Yet another exchange took a dump, China issued warnings, and with it came the BTC price, more than half, gutted. Before the end of April, BTC had crashed a few times, with a giant 61 percent correction by the 10th.
Bitcoin Crashes! Bitcoin’s Dead! Bitcoin’s Over! Or Is It? A Brief History of Deaths: The price of bitcoin (BTC) has dropped more than 25 percent in four days, and it looks headed for even worse territories as of this writing. Veterans have braced for its eventuality.
However, there are many newly onboarded, and they’re only used to the world’s most popular cryptocurrency dipping slightly in an effort to rise again evero-higher, quickly. For perspective, here’s a look at some of the more memorable crashes.
Bitcoin Drops More than 25 Percent
After an all-time high this week, the decentralized cryptocurrency took a quarter haircut, and is looming toward sub 13,000 USD if this price drama continues. Already, bitcoin has beaten its recent price weakness of 10 December, and news isn’t helping.

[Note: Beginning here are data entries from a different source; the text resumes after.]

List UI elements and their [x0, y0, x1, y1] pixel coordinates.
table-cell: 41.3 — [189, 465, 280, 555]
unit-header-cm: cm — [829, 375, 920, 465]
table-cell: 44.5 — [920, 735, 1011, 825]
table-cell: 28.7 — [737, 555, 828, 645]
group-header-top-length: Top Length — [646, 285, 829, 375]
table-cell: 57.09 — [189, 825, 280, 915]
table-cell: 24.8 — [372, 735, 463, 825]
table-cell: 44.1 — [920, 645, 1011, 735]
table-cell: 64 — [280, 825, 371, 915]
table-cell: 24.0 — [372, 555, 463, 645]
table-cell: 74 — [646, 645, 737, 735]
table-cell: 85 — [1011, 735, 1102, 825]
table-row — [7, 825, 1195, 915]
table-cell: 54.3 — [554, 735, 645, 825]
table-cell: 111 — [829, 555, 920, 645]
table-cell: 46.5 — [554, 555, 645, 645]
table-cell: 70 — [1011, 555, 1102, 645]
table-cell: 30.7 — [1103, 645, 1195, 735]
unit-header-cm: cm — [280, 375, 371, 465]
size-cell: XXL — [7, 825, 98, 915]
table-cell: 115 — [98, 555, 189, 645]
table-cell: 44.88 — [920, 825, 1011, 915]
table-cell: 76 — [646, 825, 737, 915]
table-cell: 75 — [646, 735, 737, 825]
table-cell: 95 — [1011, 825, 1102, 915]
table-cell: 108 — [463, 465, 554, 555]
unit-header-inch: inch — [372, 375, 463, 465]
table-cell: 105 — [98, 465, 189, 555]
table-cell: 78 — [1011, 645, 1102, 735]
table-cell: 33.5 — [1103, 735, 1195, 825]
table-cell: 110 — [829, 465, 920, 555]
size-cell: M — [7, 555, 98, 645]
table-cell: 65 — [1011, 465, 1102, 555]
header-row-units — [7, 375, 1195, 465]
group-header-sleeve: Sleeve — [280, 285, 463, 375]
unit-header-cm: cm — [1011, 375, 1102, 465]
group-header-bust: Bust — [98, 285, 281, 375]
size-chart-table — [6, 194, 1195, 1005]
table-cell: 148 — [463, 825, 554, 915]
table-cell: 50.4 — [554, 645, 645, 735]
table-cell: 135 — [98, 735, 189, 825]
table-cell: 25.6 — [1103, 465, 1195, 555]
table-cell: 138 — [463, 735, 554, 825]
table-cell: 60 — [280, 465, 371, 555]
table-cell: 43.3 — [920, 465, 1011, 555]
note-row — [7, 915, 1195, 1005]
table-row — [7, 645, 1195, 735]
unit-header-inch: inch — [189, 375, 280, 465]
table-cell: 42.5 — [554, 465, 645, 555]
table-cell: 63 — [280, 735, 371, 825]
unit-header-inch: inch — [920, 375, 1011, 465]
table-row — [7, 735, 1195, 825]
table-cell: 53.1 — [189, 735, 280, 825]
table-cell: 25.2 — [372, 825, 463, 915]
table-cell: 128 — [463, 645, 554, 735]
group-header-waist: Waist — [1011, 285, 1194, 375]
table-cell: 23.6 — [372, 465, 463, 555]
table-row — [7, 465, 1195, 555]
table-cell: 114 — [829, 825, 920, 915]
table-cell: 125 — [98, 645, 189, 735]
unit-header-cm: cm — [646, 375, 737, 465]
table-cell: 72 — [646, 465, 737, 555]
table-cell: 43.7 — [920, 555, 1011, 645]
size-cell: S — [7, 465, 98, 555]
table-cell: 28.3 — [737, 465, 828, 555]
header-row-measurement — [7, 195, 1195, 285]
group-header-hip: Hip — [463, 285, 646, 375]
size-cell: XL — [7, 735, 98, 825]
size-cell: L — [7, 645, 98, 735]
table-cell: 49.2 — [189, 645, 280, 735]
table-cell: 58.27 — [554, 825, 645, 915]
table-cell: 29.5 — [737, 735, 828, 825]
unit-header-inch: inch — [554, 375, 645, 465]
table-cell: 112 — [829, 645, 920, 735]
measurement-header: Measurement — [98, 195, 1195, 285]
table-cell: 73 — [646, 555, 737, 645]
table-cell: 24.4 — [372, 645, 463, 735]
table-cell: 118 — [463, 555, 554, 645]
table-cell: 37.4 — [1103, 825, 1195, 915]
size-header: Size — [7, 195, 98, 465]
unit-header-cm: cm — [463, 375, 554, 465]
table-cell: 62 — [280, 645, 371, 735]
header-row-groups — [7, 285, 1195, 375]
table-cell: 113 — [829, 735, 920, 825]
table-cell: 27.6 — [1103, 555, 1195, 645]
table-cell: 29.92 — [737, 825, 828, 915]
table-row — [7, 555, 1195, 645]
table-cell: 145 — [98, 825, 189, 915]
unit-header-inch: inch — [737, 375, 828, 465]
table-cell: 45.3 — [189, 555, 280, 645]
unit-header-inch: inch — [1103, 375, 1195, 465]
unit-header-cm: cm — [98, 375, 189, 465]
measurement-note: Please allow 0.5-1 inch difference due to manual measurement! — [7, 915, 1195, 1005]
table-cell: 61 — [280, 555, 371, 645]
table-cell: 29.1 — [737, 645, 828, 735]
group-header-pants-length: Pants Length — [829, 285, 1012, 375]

Mempool congestion, internal politics, higher transaction fees, another exchange bankrupt, and charges of insider trading among one of the more popular US platforms, might be forcing weaker hands to sell.
Early days, bitcoiners’ expectations matched what was achieved, and in two years it achieved parity with the US dollar, a milestone many believed at the time was remarkable. And then it broke out, climbing to 19.00 USD by Summer of the same year, 2011.
Ill-fated Japanese exchange Mt. Gox’s first recorded implosion happened, and the price buckled some three dollars literal minutes after news hit. It wasn’t over. For one week in June 2011, BTC price shook a nasty 68 percent after a high of 32.00 USD, sending it into a bearish run where it scraped to a paltry 2.00 USD by November.
That 30 dollar range would not return for more than a year. 2012 began with a scary 36% slump, and by mid-August the price was up to double digits at least.
That was until it collapsed by over 50%, back down to single digits by the 19th. After bouncing back in 2013, and going on somewhat of a bull tear that year, December brought about a cold, cold shower.
But it soldiered on, again, until early December. That’s when it went from 1,200 USD to less than 600, seemingly overnight.
2014 was a uniquely miserable year for the digital asset. Arrests, Silk Road shut down, the scaling debate heats up, DDoS attacks loom, the IRS declares bitcoin a property, and, of course, Mt. Gox vanishes.
Some feel the ecosystem is still trying to recover from 2014 in more ways than just the half price drop. 2015 and 2016 see less crashes and a smoothing out of BTC price, but 2016 rears up and reminds holders not to get complacent. Bitstamp is hacked, and BTC falls by nearly half that Summer.
The beginning of the Year of Bitcoin, 2017, saw BTC slip 30 percent on news China was mulling greater restrictions, which they later would impose. Hardly anyone would call it a crash-laden year, but there have been a few large dips snuck-in for good measure.
The trend over nearly a decade, however, is this: as much as bitcoin is propped up by hucksters looking to make a fast buck, there are many more still who work on building the project along every day.
If BTC continues to have value, people will choose to support it. And remember, it’s not the first time Bitcoin has crashed and died.